Libérez Lula !

En rendant visite à Lula dans sa prison le 5 septembre, Jean-Luc Mélenchon témoigne un soutien que tout démocrate doit apporter à l’ancien président brésilien. Le président des députés La France insoumise est ainsi fidèle à une vie de combats pour les droits humains. C’est d’abord un soutien humain : Lula et Mélenchon se connaissent depuis avant la première élection du premier comme président du Brésil en 2003. C’est surtout un soutien politique de haute portée.

Combien le font réellement parmi les donneurs de leçons habituels ? Où sont les BHL et autres porte-parole auto-proclamés de la « liberté » si prompts à prendre fait et cause par exemple pour l’antisémite Navalny en Russie ? Et « l’Europe qui protège », pourquoi a-t-elle signé en juin un accord de libre-échange avec le Mercosur, ensemble de pays latino-américains dont fait partie le Brésil, sans protester contre la détention de l’ex chef d’Etat ? Le Parlement européen accordera-t-il son prix Sakharov à Luiz Inácio Lula da Silva comme le propose le député européen insoumis Emmanuel Maurel ou trouvera-t-il un prétexte pour se défiler ?

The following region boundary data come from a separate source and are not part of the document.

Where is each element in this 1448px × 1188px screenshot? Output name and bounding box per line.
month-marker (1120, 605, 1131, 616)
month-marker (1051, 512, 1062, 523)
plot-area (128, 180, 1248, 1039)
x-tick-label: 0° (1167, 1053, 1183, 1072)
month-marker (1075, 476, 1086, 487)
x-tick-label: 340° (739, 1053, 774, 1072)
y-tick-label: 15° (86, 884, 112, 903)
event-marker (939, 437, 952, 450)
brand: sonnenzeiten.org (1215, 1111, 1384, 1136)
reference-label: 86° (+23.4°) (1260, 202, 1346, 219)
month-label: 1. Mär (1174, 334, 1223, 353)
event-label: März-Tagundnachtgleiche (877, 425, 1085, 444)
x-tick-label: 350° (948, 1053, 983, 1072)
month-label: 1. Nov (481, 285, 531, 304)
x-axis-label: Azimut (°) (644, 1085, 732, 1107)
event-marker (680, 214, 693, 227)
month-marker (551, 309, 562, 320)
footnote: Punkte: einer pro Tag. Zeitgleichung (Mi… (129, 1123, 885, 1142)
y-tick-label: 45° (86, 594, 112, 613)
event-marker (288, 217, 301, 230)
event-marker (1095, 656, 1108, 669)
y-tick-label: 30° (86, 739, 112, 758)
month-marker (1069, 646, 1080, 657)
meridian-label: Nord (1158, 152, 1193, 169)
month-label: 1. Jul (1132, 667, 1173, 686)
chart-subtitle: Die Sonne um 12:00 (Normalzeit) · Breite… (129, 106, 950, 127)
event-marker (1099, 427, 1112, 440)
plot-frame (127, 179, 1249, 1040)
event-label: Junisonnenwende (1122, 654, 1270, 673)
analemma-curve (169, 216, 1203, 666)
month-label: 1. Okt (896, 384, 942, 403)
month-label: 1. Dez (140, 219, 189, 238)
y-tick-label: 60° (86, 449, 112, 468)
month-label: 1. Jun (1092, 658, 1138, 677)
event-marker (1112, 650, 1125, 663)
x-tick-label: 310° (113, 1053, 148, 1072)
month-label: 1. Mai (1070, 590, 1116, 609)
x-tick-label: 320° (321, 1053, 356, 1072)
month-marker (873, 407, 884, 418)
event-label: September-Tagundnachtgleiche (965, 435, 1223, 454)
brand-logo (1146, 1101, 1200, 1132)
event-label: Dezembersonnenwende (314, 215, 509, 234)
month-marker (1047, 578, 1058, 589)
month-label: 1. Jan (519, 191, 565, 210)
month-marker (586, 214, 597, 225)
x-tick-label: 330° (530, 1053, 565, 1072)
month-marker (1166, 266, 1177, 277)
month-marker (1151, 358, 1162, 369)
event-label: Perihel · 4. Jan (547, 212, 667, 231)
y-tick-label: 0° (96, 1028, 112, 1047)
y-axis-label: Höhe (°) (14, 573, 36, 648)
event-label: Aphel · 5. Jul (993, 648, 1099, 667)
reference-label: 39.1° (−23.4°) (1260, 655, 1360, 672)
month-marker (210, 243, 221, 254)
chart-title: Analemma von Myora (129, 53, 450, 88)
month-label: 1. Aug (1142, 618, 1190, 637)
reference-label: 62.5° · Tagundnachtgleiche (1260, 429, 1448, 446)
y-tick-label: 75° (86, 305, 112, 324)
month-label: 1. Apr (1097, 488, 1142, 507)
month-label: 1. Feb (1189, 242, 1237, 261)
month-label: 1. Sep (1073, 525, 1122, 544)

Il parait que le président Macron a décidé de donner de la voix contre le président brésilien d’extrême-droite Bolsonaro ? Sur l’Amazonie ? Sans doute pour masquer ses propres actes en Guyane. Sur l’accord de libre-échange entre l’Union européenne et le Mercosur ? C’est pour faire avaler la pilule du CETA avec le Canada. Et sur Lula ? Que dit la France ? Que fait sa diplomatie ?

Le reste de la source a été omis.